Dozens of studies show that for many bacterial infections, a short course of antibiotics, measured in days, performs as well as the traditional course, measured in weeks. Shorter courses also carry a lower risk of side effects…
HWH ClipBoard: That’s all well and good, but doctors aren’t practicing that type of medicine yet. What does the patient do? If the prescription says ten days, do five days?
That still doesn’t put the responsibility on the pharmaceutical companies to factor out adverse side effects that don’t go away when the medicine is stopped.
Pharmaceuticals need to accept responsibility for their mistakes and stop trying to make people healthier by making them sicker – forever.
That forever word is scary.
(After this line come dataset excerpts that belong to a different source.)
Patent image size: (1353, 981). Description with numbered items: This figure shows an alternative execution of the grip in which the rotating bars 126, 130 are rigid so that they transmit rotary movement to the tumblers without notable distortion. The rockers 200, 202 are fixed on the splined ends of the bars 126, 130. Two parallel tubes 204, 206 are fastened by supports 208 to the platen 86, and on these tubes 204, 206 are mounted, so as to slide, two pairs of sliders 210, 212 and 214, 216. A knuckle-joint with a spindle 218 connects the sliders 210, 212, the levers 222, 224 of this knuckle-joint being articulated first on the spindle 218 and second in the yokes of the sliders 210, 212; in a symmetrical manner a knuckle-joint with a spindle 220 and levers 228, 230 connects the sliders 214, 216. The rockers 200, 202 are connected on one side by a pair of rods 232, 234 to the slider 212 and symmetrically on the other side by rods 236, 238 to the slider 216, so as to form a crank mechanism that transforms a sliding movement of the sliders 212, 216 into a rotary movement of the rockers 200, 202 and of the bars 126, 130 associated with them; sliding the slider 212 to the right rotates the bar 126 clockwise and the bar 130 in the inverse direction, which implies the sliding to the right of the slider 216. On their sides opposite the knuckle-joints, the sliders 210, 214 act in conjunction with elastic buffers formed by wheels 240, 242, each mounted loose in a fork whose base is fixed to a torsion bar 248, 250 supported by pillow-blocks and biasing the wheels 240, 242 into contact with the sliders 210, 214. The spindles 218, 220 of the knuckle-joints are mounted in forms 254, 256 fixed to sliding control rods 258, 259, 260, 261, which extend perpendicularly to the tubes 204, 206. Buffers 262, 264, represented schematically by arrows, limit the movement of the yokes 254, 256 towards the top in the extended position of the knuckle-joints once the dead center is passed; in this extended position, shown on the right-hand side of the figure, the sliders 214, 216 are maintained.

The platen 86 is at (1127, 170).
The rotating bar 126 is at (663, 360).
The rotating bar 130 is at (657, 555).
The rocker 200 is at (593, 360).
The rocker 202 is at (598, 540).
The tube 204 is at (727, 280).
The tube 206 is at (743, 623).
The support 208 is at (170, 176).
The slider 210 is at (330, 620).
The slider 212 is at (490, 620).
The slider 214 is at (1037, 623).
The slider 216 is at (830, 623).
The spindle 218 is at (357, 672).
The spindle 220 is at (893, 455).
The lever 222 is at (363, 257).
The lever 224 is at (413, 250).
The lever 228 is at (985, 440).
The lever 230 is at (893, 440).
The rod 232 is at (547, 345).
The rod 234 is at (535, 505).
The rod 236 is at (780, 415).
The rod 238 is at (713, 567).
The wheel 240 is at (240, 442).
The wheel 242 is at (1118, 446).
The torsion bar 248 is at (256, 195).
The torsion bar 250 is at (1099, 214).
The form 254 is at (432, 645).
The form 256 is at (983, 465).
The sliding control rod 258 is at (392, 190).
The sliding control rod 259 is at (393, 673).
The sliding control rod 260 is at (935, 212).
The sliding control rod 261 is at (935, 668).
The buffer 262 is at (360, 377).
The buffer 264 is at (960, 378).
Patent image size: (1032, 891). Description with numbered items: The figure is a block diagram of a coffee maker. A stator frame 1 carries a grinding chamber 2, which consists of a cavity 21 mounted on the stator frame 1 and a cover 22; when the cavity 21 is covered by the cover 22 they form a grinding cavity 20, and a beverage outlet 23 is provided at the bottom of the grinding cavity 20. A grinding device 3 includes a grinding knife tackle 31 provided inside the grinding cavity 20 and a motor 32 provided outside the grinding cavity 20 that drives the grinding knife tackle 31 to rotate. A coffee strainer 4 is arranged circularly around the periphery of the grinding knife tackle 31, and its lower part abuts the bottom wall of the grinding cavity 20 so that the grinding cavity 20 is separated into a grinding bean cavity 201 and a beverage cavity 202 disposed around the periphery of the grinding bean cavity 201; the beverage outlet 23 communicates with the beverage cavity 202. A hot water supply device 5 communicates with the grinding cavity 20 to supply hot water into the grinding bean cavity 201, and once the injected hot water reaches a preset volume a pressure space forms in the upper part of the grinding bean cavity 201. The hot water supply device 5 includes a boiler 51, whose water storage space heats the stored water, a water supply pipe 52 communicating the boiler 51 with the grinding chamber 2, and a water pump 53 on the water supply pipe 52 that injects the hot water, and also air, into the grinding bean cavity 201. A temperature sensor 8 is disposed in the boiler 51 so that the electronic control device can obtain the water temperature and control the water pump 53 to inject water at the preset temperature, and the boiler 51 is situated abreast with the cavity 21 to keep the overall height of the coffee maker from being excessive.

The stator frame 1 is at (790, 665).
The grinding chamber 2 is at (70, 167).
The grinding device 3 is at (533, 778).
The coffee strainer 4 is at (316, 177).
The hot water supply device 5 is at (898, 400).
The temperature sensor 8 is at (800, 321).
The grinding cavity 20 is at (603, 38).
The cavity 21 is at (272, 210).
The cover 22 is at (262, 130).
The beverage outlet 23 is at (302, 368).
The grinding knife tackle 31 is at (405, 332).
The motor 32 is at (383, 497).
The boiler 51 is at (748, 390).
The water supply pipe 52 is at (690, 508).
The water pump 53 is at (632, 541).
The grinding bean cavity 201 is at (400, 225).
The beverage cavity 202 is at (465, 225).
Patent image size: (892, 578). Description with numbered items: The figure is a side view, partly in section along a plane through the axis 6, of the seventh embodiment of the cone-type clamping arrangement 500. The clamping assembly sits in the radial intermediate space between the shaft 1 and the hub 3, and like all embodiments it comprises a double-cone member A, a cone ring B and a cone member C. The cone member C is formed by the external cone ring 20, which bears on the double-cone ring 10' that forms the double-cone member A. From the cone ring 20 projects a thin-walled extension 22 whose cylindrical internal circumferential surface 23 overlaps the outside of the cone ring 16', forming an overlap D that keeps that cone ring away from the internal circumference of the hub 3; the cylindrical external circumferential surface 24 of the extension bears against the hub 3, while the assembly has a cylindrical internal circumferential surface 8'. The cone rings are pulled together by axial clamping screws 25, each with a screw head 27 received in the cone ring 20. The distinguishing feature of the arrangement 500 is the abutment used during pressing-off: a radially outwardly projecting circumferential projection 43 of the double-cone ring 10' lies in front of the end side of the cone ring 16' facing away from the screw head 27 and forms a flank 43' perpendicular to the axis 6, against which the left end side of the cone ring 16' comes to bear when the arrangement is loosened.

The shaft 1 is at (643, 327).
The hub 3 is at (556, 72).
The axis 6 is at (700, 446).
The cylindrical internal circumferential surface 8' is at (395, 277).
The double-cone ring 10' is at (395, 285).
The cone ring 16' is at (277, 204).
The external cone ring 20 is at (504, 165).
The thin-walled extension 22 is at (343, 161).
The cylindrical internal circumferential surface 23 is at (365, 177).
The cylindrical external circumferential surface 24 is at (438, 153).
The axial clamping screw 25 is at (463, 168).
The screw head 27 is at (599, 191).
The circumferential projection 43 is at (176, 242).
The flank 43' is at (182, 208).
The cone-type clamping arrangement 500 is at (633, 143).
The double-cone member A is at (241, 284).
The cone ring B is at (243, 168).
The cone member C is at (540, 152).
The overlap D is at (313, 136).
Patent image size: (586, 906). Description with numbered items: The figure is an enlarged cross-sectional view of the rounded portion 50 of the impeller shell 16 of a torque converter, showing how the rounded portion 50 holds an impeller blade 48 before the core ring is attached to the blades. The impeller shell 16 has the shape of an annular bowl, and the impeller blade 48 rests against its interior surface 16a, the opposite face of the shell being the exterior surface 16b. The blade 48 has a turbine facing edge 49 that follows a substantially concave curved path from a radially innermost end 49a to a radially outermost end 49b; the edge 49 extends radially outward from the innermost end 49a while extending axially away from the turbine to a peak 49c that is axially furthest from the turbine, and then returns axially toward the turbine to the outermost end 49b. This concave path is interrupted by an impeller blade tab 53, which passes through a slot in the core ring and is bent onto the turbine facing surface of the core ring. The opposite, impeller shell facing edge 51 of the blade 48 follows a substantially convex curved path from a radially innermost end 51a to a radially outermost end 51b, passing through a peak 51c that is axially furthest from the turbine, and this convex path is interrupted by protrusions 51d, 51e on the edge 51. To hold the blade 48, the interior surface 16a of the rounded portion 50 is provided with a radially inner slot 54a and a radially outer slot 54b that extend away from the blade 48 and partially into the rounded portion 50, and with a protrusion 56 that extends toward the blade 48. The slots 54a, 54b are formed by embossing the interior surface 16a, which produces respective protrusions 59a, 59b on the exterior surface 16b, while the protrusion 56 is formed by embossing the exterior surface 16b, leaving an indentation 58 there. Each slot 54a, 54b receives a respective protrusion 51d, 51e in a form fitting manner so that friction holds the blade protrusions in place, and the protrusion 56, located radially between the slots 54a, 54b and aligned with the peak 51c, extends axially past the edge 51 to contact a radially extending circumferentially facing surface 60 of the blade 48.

You mean I’m going to have this side effect forever?
Something besides reducing the dose needs to be done.
However, it’s been my experience that doctors when treating the common diseases associated with obesity: high blood pressure, high cholesterol levels, diabetes that they bombard the body with medications that get the jobs done, but land the patient in kidney, heart or liver failure.
What good is that? It’s wrong. Doctors need to slow up. It’s like they’re in a competition for a fast cure, but they’re killing the patient in the process from overprescribing every drug.
Having a different doctor for every organ is part of the problem. Each doctor prescribes something different, sometimes overlapping areas of treatment and it puts the patient in jeopardy.
Reduce the dose on all medications to the least amount required for optimal benefit – not optimal lab numbers that are the same for everybody – but optimal quality of life.